2. Karya sastra hidup dalam masyarakat, menyerap aspek-aspek kehidupan
yang terjadi dalam masyarakat yang pada gilirannya juga difungsikan oleh
masyarakat.
3. Medium karya sastra, baik lisan maupun tulisan, dipinjam dari
kompetensi masyarakat, yang dengan sendirinya telah mengandung masalah-masalah
kemasyarakatan.
4. Berbeda dengan ilmu pengetahuan, agama, adat istiadat, dan tradisi
lain, dalam karya sastra terkandung estetika, etika, bahkan juga logika.
Masyarakat jelas berkepentingan terhadap ketiga aspek tersebut.
5. Sama dengan masyarakat, karya sastra adalah hakikat
intersubjektivitas, masyarakat menemukan citra dirinya dalam suatu karya.
Hubungan karya
sastra dengan masyarakat, baik secara negasi, inovasi, maupun afirmasi, jelas
merupakan hubungan yang hakiki. Karya sastra mempunyai tugas penting baik dalam
usahanya untuk menjadi pelopor pembaharuan, maupun memberikan pengakuan
terhadap suatu gejala kemasyarakatan.
Fungsi bahasa
sebagai bahasa sastra jelas membawa ciri-ciri sendiri. Artinya, bahasa sastra
adalah bahasa sehari-hari itu sendiri yang mengikuti perkembangan masyarakat
pada umumnya. Dikaitkan dengan bahasa sebagai alat, maka ciri sosial terkandung
dalam bahasa. Selama perkembangan sejarah sastra Indonesia, sejak sastra
Melayu, Balai Pustaka, dan seterusnya, jelas ragam bahasa yang digunakan
berbeda-beda. Dari segi isi pun jelas karya sastra menampilkan masalah-masalah
sosial yang berbeda-beda sesuai dengan periode dan konteks sosial tertentu.
Kebebasan
sekaligus kemampuan karya sastra untuk memasukkan hampir seluruh aspek
kehidupan manusia menjadikan karya sastra sangat dekat dengan aspirasi
masyarakat.
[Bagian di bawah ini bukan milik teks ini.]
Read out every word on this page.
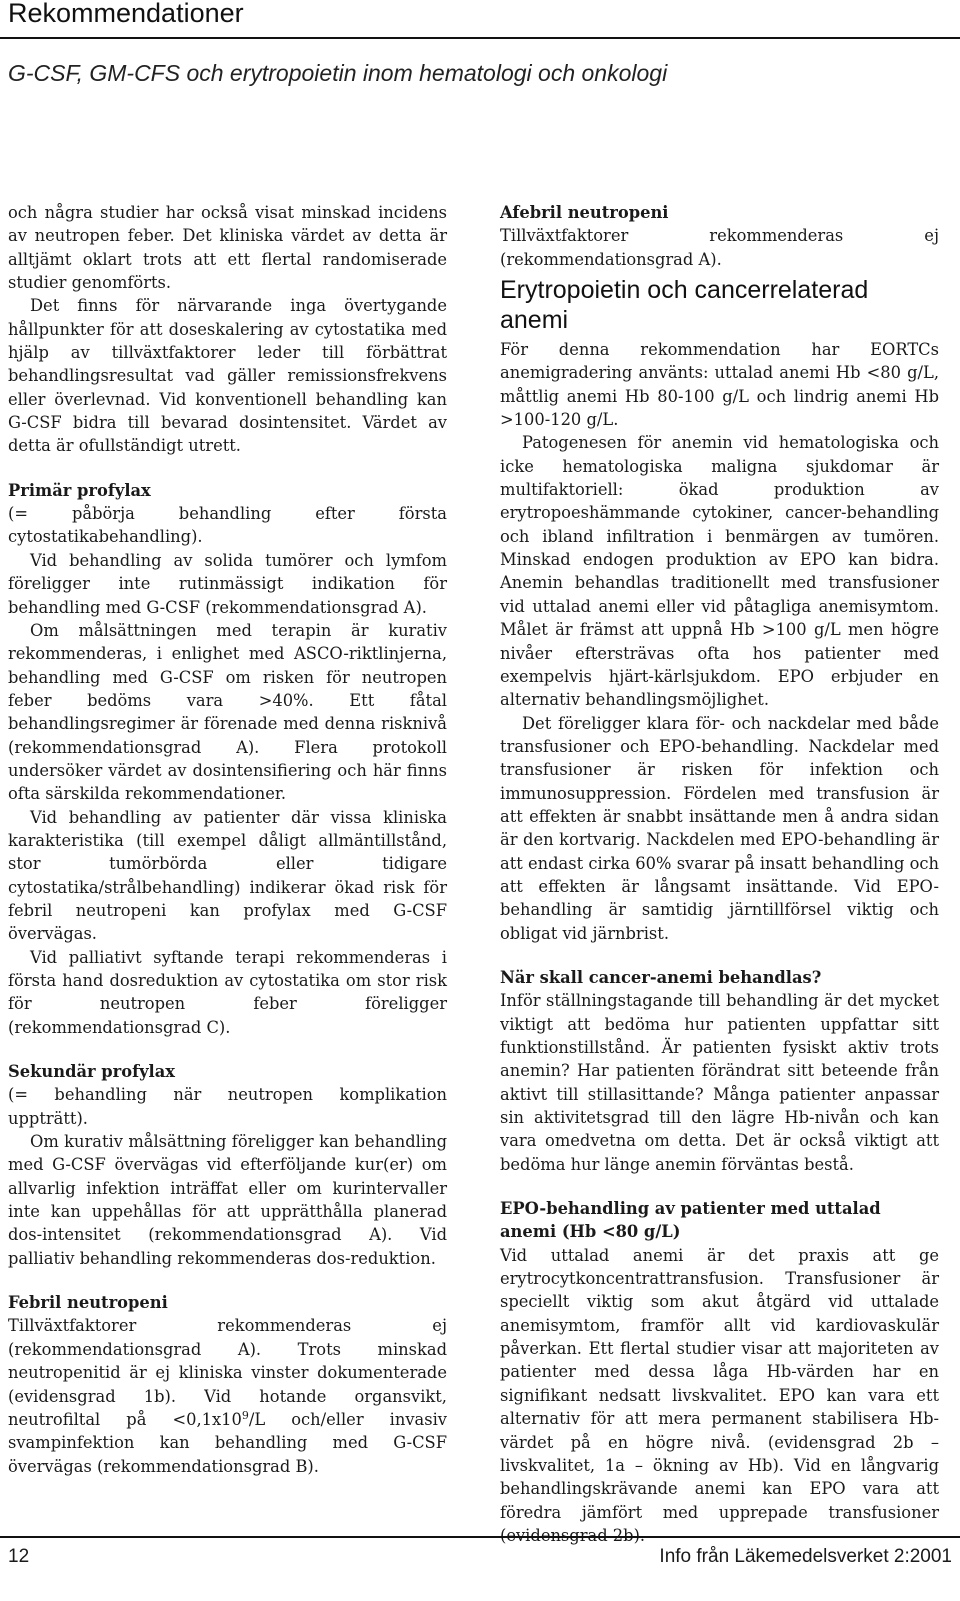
Rekommendationer
G-CSF, GM-CFS och erytropoietin inom hematologi och onkologi

och några studier har också visat minskad incidens av neutropen feber. Det kliniska värdet av detta är alltjämt oklart trots att ett flertal randomiserade studier genomförts.

Det finns för närvarande inga övertygande hållpunkter för att doseskalering av cytostatika med hjälp av tillväxtfaktorer leder till förbättrat behandlingsresultat vad gäller remissionsfrekvens eller överlevnad. Vid konventionell behandling kan G-CSF bidra till bevarad dosintensitet. Värdet av detta är ofullständigt utrett.

Primär profylax

(= påbörja behandling efter första cytostatikabehandling).

Vid behandling av solida tumörer och lymfom föreligger inte rutinmässigt indikation för behandling med G-CSF (rekommendationsgrad A).

Om målsättningen med terapin är kurativ rekommenderas, i enlighet med ASCO-riktlinjerna, behandling med G-CSF om risken för neutropen feber bedöms vara >40%. Ett fåtal behandlingsregimer är förenade med denna risknivå (rekommendationsgrad A). Flera protokoll undersöker värdet av dosintensifiering och här finns ofta särskilda rekommendationer.

Vid behandling av patienter där vissa kliniska karakteristika (till exempel dåligt allmäntillstånd, stor tumörbörda eller tidigare cytostatika/strålbehandling) indikerar ökad risk för febril neutropeni kan profylax med G-CSF övervägas.

Vid palliativt syftande terapi rekommenderas i första hand dosreduktion av cytostatika om stor risk för neutropen feber föreligger (rekommendationsgrad C).

Sekundär profylax

(= behandling när neutropen komplikation uppträtt).

Om kurativ målsättning föreligger kan behandling med G-CSF övervägas vid efterföljande kur(er) om allvarlig infektion inträffat eller om kurintervaller inte kan uppehållas för att upprätthålla planerad dos-intensitet (rekommendationsgrad A). Vid palliativ behandling rekommenderas dos-reduktion.

Febril neutropeni

Tillväxtfaktorer rekommenderas ej (rekommendationsgrad A). Trots minskad neutropenitid är ej kliniska vinster dokumenterade (evidensgrad 1b). Vid hotande organsvikt, neutrofiltal på $<0,1x10^9/L$ och/eller invasiv svampinfektion kan behandling med G-CSF övervägas (rekommendationsgrad B).

Afebril neutropeni

Tillväxtfaktorer rekommenderas ej (rekommendationsgrad A).

Erytropoietin och cancerrelaterad anemi

För denna rekommendation har EORTCs anemigradering använts: uttalad anemi Hb <80 g/L, måttlig anemi Hb 80-100 g/L och lindrig anemi Hb >100-120 g/L.

Patogenesen för anemin vid hematologiska och icke hematologiska maligna sjukdomar är multifaktoriell: ökad produktion av erytropoeshämmande cytokiner, cancer-behandling och ibland infiltration i benmärgen av tumören. Minskad endogen produktion av EPO kan bidra. Anemin behandlas traditionellt med transfusioner vid uttalad anemi eller vid påtagliga anemisymtom. Målet är främst att uppnå Hb >100 g/L men högre nivåer eftersträvas ofta hos patienter med exempelvis hjärt-kärlsjukdom. EPO erbjuder en alternativ behandlingsmöjlighet.

Det föreligger klara för- och nackdelar med både transfusioner och EPO-behandling. Nackdelar med transfusioner är risken för infektion och immunosuppression. Fördelen med transfusion är att effekten är snabbt insättande men å andra sidan är den kortvarig. Nackdelen med EPO-behandling är att endast cirka 60% svarar på insatt behandling och att effekten är långsamt insättande. Vid EPO-behandling är samtidig järntillförsel viktig och obligat vid järnbrist.

När skall cancer-anemi behandlas?

Inför ställningstagande till behandling är det mycket viktigt att bedöma hur patienten uppfattar sitt funktionstillstånd. Är patienten fysiskt aktiv trots anemin? Har patienten förändrat sitt beteende från aktivt till stillasittande? Många patienter anpassar sin aktivitetsgrad till den lägre Hb-nivån och kan vara omedvetna om detta. Det är också viktigt att bedöma hur länge anemin förväntas bestå.

EPO-behandling av patienter med uttalad anemi (Hb <80 g/L)

Vid uttalad anemi är det praxis att ge erytrocytkoncentrattransfusion. Transfusioner är speciellt viktig som akut åtgärd vid uttalade anemisymtom, framför allt vid kardiovaskulär påverkan. Ett flertal studier visar att majoriteten av patienter med dessa låga Hb-värden har en signifikant nedsatt livskvalitet. EPO kan vara ett alternativ för att mera permanent stabilisera Hb-värdet på en högre nivå. (evidensgrad 2b – livskvalitet, 1a – ökning av Hb). Vid en långvarig behandlingskrävande anemi kan EPO vara att föredra jämfört med upprepade transfusioner

12	Info från Läkemedelsverket 2:2001
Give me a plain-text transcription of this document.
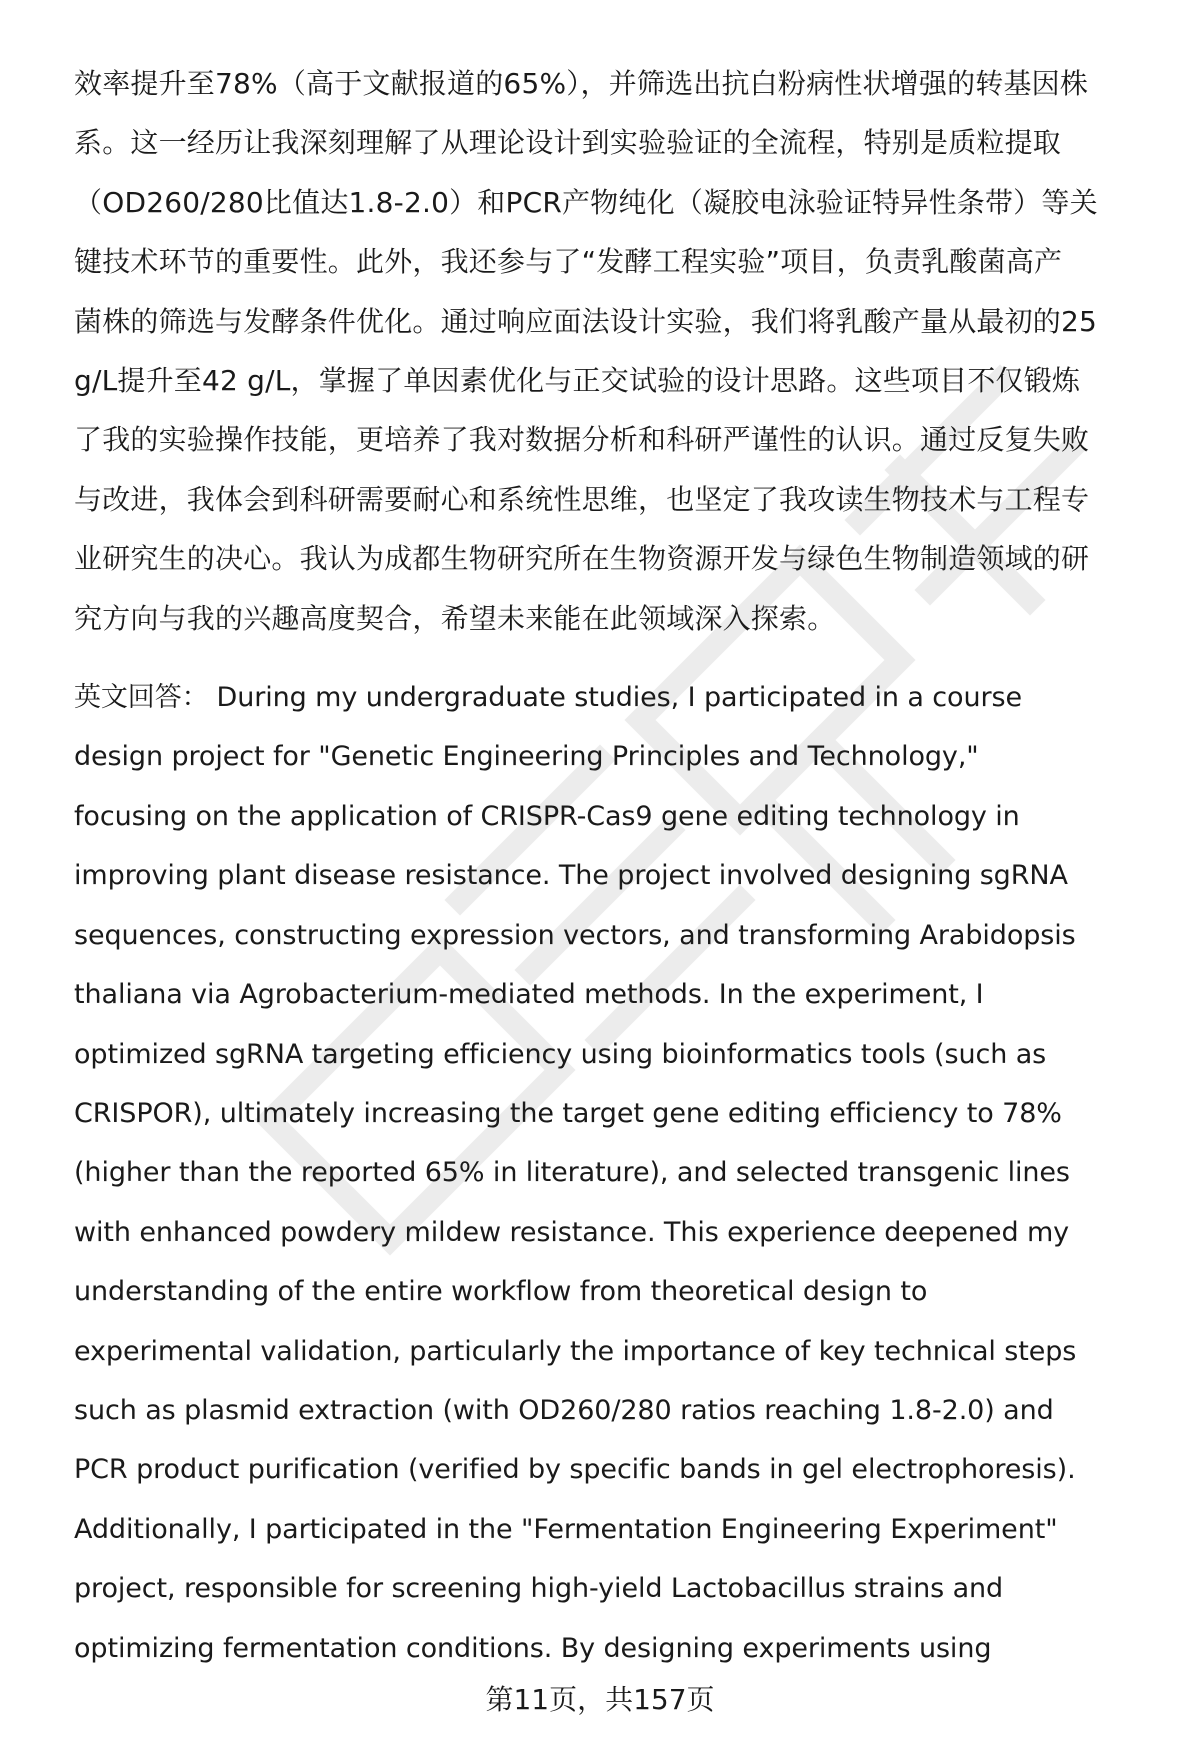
效率提升至78%（高于文献报道的65%），并筛选出抗白粉病性状增强的转基因株
系。这一经历让我深刻理解了从理论设计到实验验证的全流程，特别是质粒提取
（OD260/280比值达1.8-2.0）和PCR产物纯化（凝胶电泳验证特异性条带）等关
键技术环节的重要性。此外，我还参与了“发酵工程实验”项目，负责乳酸菌高产
菌株的筛选与发酵条件优化。通过响应面法设计实验，我们将乳酸产量从最初的25
g/L提升至42 g/L，掌握了单因素优化与正交试验的设计思路。这些项目不仅锻炼
了我的实验操作技能，更培养了我对数据分析和科研严谨性的认识。通过反复失败
与改进，我体会到科研需要耐心和系统性思维，也坚定了我攻读生物技术与工程专
业研究生的决心。我认为成都生物研究所在生物资源开发与绿色生物制造领域的研
究方向与我的兴趣高度契合，希望未来能在此领域深入探索。
英文回答： During my undergraduate studies, I participated in a course
design project for "Genetic Engineering Principles and Technology,"
focusing on the application of CRISPR-Cas9 gene editing technology in
improving plant disease resistance. The project involved designing sgRNA
sequences, constructing expression vectors, and transforming Arabidopsis
thaliana via Agrobacterium-mediated methods. In the experiment, I
optimized sgRNA targeting efficiency using bioinformatics tools (such as
CRISPOR), ultimately increasing the target gene editing efficiency to 78%
(higher than the reported 65% in literature), and selected transgenic lines
with enhanced powdery mildew resistance. This experience deepened my
understanding of the entire workflow from theoretical design to
experimental validation, particularly the importance of key technical steps
such as plasmid extraction (with OD260/280 ratios reaching 1.8-2.0) and
PCR product purification (verified by specific bands in gel electrophoresis).
Additionally, I participated in the "Fermentation Engineering Experiment"
project, responsible for screening high-yield Lactobacillus strains and
optimizing fermentation conditions. By designing experiments using
第11页，共157页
Sehingga, dalam karya sastra mengandung aspek-aspek estetika,
etika, filsafat, logika, bahkan ilmu pengetahuan.
Setiap zaman
mengenal pertentangan kelas dan hasil sastra menyuarakan suara kelas tertentu,
sehingga sastra merupakan alat perjuangan. Adapun Junus (1985, hlm. 20)
menerangkan pandangan Marxisme, sebagai berikut:
1. Sastra adalah refleksi sosial.
2. Keadaan sosial selalu ditandakan dengan pertentangan kelas dan
seorang penulis akan menyuarakan suara kelasnya.
3. Kesan pertentangan kelas ini akan ditemui juga dalam karya sastra,
sehingga tokoh-tokoh di dalamnya merupakan tokoh yang representatif yang
mewakili kelas sosial tertentu.
Karya sastra
merupakan cerminan kehidupan masyarakat sehingga berbagai aspek kehidupan
masyarakat ada di dalamnya, termasuk masalah-masalah politik dan kekuasaan.
Masalah-masalah politik yang terjadi dalam masyarakat suatu saat akan terekam
dalam teks sastra. Bahkan, kondisi politik juga sering mempengaruhi sastra itu
sendiri.
Fungsi sastra
dapat berbeda-beda dari zaman ke zaman di berbagai masyarakat. Di suatu zaman
dan masyarakat tertentu, sastra mungkin berfungsi sebagai alat penyebarluasan
ideologi, di zaman lain dan masyarakat lain sastra mungkin dianggap sebagai
tempat pelarian yang aman dari kenyataan sehari-hari. Bahkan mungkin saja
sastra dianggap mampu memberikan pengalaman hidup dan nilai-nilai kemanusiaan
yang luhur bagi pembaca.
Referensi
Junus,
U. (1985). Resepsi Sastra Sebuah
Pengantar. Jakarta: Gramedia.
Luxemburg,
V., dkk. (1984). Pengantar Ilmu Sastra.
Jakarta: Gramedia.
Ratna,
K., & Nyoman (2005). Sastra dan Cultural
Studies: Representasi Fiksi dan Fakta. Yogyakarta: Pustaka Belajar.